One of the RIE basic principles is to create an environment for children that is safe, challenging, and nurturing. As the children of Cohort 7+9 continue to gain confidence and ability in their two-year-old toddler bodies, I have been thinking a lot about the physical challenges they seek out and create for themselves.
Recently, the rope swings that hang down from our giant tree in our yard have become a huge source of interest. For months, when we took the ropes down they were used for big, unpredictable games of pass. We watched older siblings come out into the yard and swing on them. We have been feeling the physical weight of the rope in our hands - coming to understand its character and what it can do.

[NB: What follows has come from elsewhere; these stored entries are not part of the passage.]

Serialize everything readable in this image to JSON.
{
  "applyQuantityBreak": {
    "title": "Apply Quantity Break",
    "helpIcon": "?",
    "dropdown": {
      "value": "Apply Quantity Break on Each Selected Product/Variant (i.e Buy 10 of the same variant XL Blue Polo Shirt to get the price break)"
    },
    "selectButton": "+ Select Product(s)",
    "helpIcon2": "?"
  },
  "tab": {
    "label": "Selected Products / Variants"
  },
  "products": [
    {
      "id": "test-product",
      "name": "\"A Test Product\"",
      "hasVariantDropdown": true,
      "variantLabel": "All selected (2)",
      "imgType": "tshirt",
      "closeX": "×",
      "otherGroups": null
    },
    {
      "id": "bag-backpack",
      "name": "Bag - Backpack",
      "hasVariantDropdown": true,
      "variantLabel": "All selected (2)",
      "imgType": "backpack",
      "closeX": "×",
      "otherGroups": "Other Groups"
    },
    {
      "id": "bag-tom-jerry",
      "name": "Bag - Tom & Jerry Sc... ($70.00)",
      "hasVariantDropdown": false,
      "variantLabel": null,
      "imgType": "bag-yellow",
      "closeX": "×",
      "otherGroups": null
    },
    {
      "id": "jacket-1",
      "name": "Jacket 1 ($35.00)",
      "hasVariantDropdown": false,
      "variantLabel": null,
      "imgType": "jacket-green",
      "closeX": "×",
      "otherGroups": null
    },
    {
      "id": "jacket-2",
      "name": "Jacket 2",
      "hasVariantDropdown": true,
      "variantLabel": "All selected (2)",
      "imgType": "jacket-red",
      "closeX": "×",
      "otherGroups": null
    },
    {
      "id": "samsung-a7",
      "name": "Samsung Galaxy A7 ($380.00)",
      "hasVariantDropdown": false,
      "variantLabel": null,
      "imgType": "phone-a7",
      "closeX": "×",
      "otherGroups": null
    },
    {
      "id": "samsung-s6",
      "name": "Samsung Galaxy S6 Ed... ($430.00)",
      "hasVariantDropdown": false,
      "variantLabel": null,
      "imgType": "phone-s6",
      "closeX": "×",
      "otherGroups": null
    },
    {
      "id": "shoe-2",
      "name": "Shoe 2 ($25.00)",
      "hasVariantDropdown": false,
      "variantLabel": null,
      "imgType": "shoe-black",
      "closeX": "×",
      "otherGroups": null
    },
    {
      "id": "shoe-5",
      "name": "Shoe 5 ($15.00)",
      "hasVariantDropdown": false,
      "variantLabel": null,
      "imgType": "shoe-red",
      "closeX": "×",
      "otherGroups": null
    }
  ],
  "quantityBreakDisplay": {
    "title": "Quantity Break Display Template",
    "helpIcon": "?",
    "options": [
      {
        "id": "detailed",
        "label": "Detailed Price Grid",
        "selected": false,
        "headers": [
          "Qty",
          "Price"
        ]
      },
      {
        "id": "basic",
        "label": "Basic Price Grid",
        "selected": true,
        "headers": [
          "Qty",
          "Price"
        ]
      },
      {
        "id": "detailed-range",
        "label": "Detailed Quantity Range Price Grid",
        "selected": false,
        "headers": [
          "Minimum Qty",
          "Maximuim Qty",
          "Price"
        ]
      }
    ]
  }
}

Then, one day a few weeks ago, AJ approached the rope, grabbed it up high, and jumped, lifting her knees up high. She looked at Elizabeth and me with pride and joy and came running over to describe what had happened, "I hold on tight and pick my knees up and WHEE!" AJ ran back to the rope swing and swung, again and again, all the while smiling with pride and accomplishment. Soon, she was gathering her friends from around the yard, showing them what she could do and giving them tips on how they, too, could join in the magic.
A rope swing is a good example of the physical confidence and joy of movement that can come when we trust children to construct their own challenges in their own way. AJ was ready for that kind of challenge. She had researched by feeling the rope swing, by watching other children swing, and by feeling her own strength in other activities. She had a clear idea about what she wanted to try, and while lifting her legs up and swinging must have still taken a leap of faith, at that point she had had the time to assess the challenge and her own abilities, and she had an understanding of the risk she was taking.